The 14th of February is a day dedicated to lovers all around the world and to the celebration of all forms of love. But where did this festival originate from? If we take a step further back in time, we will discover an ancient and fascinating festivity known as the Lupercalia, celebrated on the night of the 14th til the whole day of 15th of February.
What was the Lupercalia?
The Lupercalia was a ritual of symbolic purification and its origins could derive from the cult of “Faunus Lupercus” a divinity of chaos and wilderness usually represented as Pan.

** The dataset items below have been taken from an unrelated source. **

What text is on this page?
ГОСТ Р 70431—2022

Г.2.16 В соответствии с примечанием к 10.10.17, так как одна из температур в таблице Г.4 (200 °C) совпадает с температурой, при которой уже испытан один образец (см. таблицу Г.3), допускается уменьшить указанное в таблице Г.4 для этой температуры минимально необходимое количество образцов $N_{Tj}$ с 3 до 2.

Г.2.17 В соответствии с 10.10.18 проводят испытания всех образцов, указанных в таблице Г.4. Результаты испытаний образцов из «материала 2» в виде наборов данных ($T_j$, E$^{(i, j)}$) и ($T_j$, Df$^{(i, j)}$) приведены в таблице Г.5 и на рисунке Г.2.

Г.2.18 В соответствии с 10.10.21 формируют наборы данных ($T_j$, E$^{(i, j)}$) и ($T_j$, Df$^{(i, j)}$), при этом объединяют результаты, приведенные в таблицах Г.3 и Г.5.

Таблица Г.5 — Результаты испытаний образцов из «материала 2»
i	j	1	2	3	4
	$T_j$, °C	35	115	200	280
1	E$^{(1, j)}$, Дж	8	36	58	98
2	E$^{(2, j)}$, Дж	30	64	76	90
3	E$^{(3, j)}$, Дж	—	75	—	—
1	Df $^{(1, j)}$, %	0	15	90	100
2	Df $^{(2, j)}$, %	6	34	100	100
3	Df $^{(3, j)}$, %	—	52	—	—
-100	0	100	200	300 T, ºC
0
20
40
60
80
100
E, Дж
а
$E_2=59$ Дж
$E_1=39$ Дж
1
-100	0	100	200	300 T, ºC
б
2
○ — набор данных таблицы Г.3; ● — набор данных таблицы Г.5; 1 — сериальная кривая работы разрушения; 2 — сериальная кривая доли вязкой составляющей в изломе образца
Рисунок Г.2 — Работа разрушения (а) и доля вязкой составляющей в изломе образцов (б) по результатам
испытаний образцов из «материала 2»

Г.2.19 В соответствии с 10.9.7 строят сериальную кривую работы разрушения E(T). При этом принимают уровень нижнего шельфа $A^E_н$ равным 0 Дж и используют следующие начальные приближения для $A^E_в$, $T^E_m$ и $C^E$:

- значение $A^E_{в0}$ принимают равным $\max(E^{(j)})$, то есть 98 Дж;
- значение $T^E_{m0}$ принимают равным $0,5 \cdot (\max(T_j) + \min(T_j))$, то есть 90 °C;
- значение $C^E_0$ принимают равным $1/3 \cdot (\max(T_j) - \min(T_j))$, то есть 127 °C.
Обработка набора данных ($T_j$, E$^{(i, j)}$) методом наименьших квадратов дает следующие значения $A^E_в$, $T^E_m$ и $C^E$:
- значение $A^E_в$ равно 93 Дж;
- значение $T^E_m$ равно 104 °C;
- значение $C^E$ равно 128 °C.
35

The celebrations began at the foot of the Palatine hill where in a cave priests of the cult of the Lupercalia bathed and prepared a mixture of honey and goat’s milk. Afterward a whip made of sheep hide was immersed into the mixture and then the priests ran out of the cave whipping and flogging everyone they encountered.
Plutarch, a roman historian, describes these ritual as “very difficult to explain.” Even the famous lawyer Cicero writes about noisy and savage parades throughout the city.
Christian times and Saint Valentine
By the 5th century the Lupercalia festivities as for most pagan rituals were outlawed by the Catholic church. Pope Gelasio dedicated the 14th of February to Saint Valentine who was martyred in Rome by Emperor Aurelian in the year 273 A.D. Saint Valentine’s personal history remains shrouded in mystery as different historical accounts barely mention him. Tradition says that Saint Valentine was a very influential priest and was imprisoned after celebrating weddings amongst his community, violating an imperial law that forbid marriages between Christians. Another curious anecdote says of a young Saint Valentine, while incarcerated, fell in love with the daughter of the prison warden and would write her letters concluding with “Your Valentine.”
However Saint Valentine’s name in time became tied to Romanticism and to lovers worldwide.